Common consequences include:
-
Arbitrary code execution in the context of the web server / PHP runtime
-
Email data exposure (mailbox contents, address books, session data) and potential credential theft via server-side access
-
Persistence (e.g., webshell-like artifacts, scheduled tasks) if the attacker can write to web-accessible or executable locations
-
Lateral movement into adjacent infrastructure if the host has access to internal services, secrets, or shared storage
Proof of Concept for CVE-2025-49113
A safe “proof” for defenders is to validate the patch behavior—without attempting deserialization gadget chains or code execution. The upstream fix rejects non-simple _from values in the settings upload handler and emits an error message/log entry, so you can test for the presence of that guardrail using an authenticated session. This check is intended for defensive verification in a lab or authorized environment and should not be treated as an exploitation guide. Public technical writeups and exploit code exist, and multiple sources have warned about rapid weaponization after disclosure, so avoid exposing unpatched instances to the internet while testing.
Non-weaponized patch-check idea (authenticated, defensive): attempt an upload request where _from contains disallowed characters (e.g., square brackets).
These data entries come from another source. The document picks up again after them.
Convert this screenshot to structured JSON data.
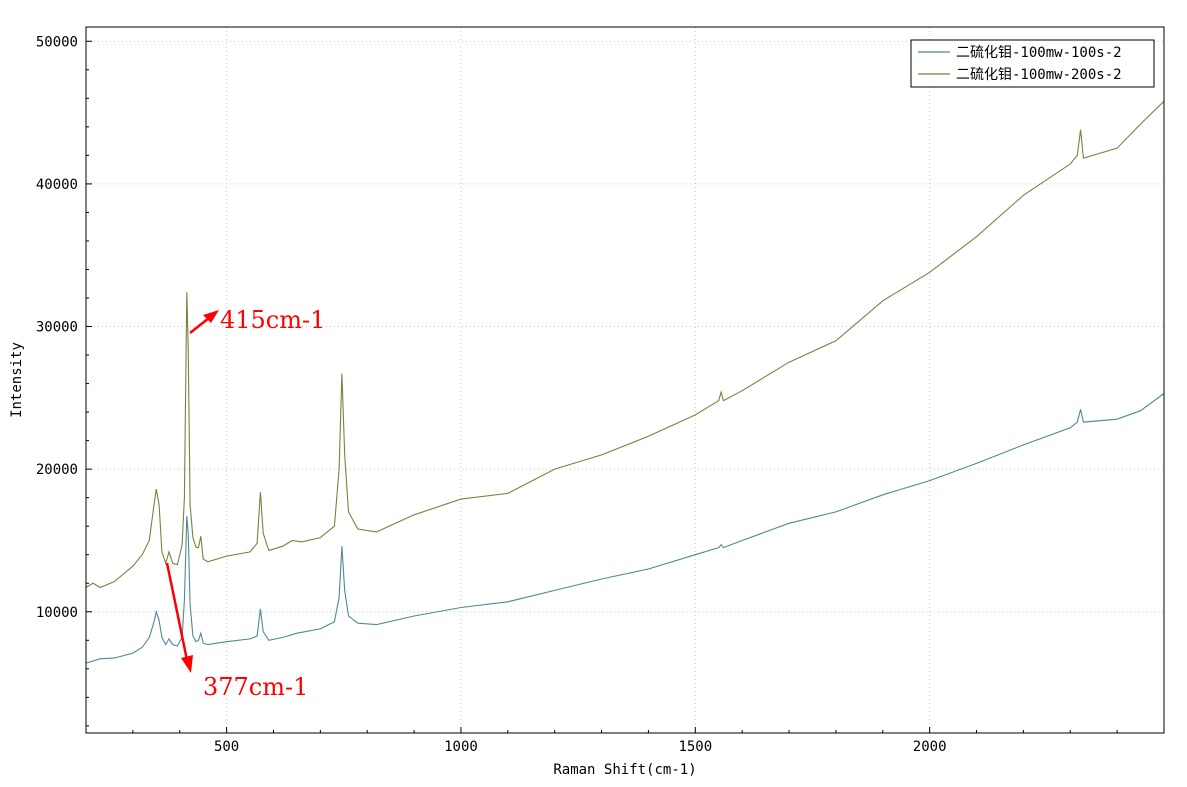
{
  "chart_data": {
    "type": "line",
    "title": "",
    "xlabel": "Raman Shift(cm-1)",
    "ylabel": "Intensity",
    "xlim": [
      200,
      2500
    ],
    "ylim": [
      1500,
      51000
    ],
    "x_ticks": [
      500,
      1000,
      1500,
      2000
    ],
    "x_tick_labels": [
      "500",
      "1000",
      "1500",
      "2000"
    ],
    "y_ticks": [
      10000,
      20000,
      30000,
      40000,
      50000
    ],
    "y_tick_labels": [
      "10000",
      "20000",
      "30000",
      "40000",
      "50000"
    ],
    "grid": true,
    "legend_position": "top-right",
    "series": [
      {
        "name": "二硫化钼-100mw-100s-2",
        "color": "#4e8a95",
        "points": [
          [
            200,
            6400
          ],
          [
            230,
            6700
          ],
          [
            260,
            6750
          ],
          [
            300,
            7100
          ],
          [
            320,
            7500
          ],
          [
            335,
            8200
          ],
          [
            345,
            9300
          ],
          [
            350,
            10000
          ],
          [
            356,
            9400
          ],
          [
            362,
            8200
          ],
          [
            370,
            7700
          ],
          [
            377,
            8100
          ],
          [
            385,
            7700
          ],
          [
            395,
            7600
          ],
          [
            405,
            8200
          ],
          [
            410,
            10800
          ],
          [
            415,
            16700
          ],
          [
            418,
            15500
          ],
          [
            422,
            10500
          ],
          [
            428,
            8300
          ],
          [
            435,
            7900
          ],
          [
            440,
            8000
          ],
          [
            445,
            8500
          ],
          [
            450,
            7800
          ],
          [
            460,
            7700
          ],
          [
            500,
            7900
          ],
          [
            550,
            8100
          ],
          [
            565,
            8300
          ],
          [
            572,
            10200
          ],
          [
            578,
            8600
          ],
          [
            590,
            8000
          ],
          [
            620,
            8200
          ],
          [
            650,
            8500
          ],
          [
            700,
            8800
          ],
          [
            730,
            9300
          ],
          [
            740,
            11000
          ],
          [
            746,
            14600
          ],
          [
            752,
            11500
          ],
          [
            760,
            9700
          ],
          [
            780,
            9200
          ],
          [
            820,
            9100
          ],
          [
            900,
            9700
          ],
          [
            1000,
            10300
          ],
          [
            1100,
            10700
          ],
          [
            1200,
            11500
          ],
          [
            1300,
            12300
          ],
          [
            1400,
            13000
          ],
          [
            1500,
            14000
          ],
          [
            1550,
            14500
          ],
          [
            1555,
            14700
          ],
          [
            1560,
            14500
          ],
          [
            1600,
            15000
          ],
          [
            1700,
            16200
          ],
          [
            1800,
            17000
          ],
          [
            1900,
            18200
          ],
          [
            2000,
            19200
          ],
          [
            2100,
            20400
          ],
          [
            2200,
            21700
          ],
          [
            2300,
            22900
          ],
          [
            2315,
            23300
          ],
          [
            2322,
            24200
          ],
          [
            2328,
            23300
          ],
          [
            2400,
            23500
          ],
          [
            2450,
            24100
          ],
          [
            2500,
            25300
          ]
        ]
      },
      {
        "name": "二硫化钼-100mw-200s-2",
        "color": "#7f7f3f",
        "points": [
          [
            200,
            11700
          ],
          [
            215,
            12000
          ],
          [
            230,
            11700
          ],
          [
            260,
            12100
          ],
          [
            300,
            13200
          ],
          [
            320,
            14000
          ],
          [
            335,
            15000
          ],
          [
            345,
            17500
          ],
          [
            350,
            18600
          ],
          [
            356,
            17500
          ],
          [
            362,
            14200
          ],
          [
            370,
            13400
          ],
          [
            377,
            14200
          ],
          [
            385,
            13400
          ],
          [
            395,
            13300
          ],
          [
            405,
            14700
          ],
          [
            410,
            18000
          ],
          [
            415,
            32400
          ],
          [
            418,
            28500
          ],
          [
            422,
            17500
          ],
          [
            428,
            15200
          ],
          [
            435,
            14500
          ],
          [
            440,
            14500
          ],
          [
            445,
            15300
          ],
          [
            450,
            13700
          ],
          [
            460,
            13500
          ],
          [
            500,
            13900
          ],
          [
            550,
            14200
          ],
          [
            565,
            14800
          ],
          [
            572,
            18400
          ],
          [
            578,
            15500
          ],
          [
            590,
            14300
          ],
          [
            620,
            14600
          ],
          [
            640,
            15000
          ],
          [
            660,
            14900
          ],
          [
            700,
            15200
          ],
          [
            730,
            16000
          ],
          [
            740,
            20000
          ],
          [
            746,
            26700
          ],
          [
            752,
            21000
          ],
          [
            760,
            17000
          ],
          [
            780,
            15800
          ],
          [
            820,
            15600
          ],
          [
            900,
            16800
          ],
          [
            1000,
            17900
          ],
          [
            1100,
            18300
          ],
          [
            1200,
            20000
          ],
          [
            1300,
            21000
          ],
          [
            1400,
            22300
          ],
          [
            1500,
            23800
          ],
          [
            1550,
            24800
          ],
          [
            1555,
            25400
          ],
          [
            1560,
            24800
          ],
          [
            1600,
            25500
          ],
          [
            1700,
            27500
          ],
          [
            1800,
            29000
          ],
          [
            1900,
            31800
          ],
          [
            2000,
            33800
          ],
          [
            2100,
            36300
          ],
          [
            2200,
            39200
          ],
          [
            2300,
            41400
          ],
          [
            2315,
            42000
          ],
          [
            2322,
            43800
          ],
          [
            2328,
            41800
          ],
          [
            2400,
            42500
          ],
          [
            2450,
            44200
          ],
          [
            2500,
            45800
          ]
        ]
      }
    ],
    "annotations": [
      {
        "text": "415cm-1",
        "color": "#ff0000"
      },
      {
        "text": "377cm-1",
        "color": "#ff0000"
      }
    ]
  }
}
Patched systems should reject it with an invalid input response and log the rejection; vulnerable systems typically won’t enforce this validation.
# Defensive validation example (requires an authenticated session cookie).
# Goal: confirm patched versions REJECT malformed `_from` values.
#
# Replace:
# – $URL with your Roundcube base URL
# – $COOKIE with an authenticated cookie header (from your own test account)
# – ./test.png with a harmless local file
curl -i \
-H “Cookie: $COOKIE“ \
-F “_file=@./test.png;type=image/png;filename=test.png” \
“$URL/?_task=settings&_action=upload&_from=edit-identity%5Bbad%5D”
What to look for (defensive signals):
-
Patched behavior: request is rejected and the UI/API indicates invalid input; server logs may include a message that
_fromcontains disallowed characters. -
Vulnerable behavior: request is not rejected on input-validation grounds (this does not confirm exploitability by itself—it only indicates the guardrail is missing).
If you need deeper validation, use vendor-fixed versions (1.5.10+ / 1.6.11+) as your baseline and compare behavior in a controlled test environment.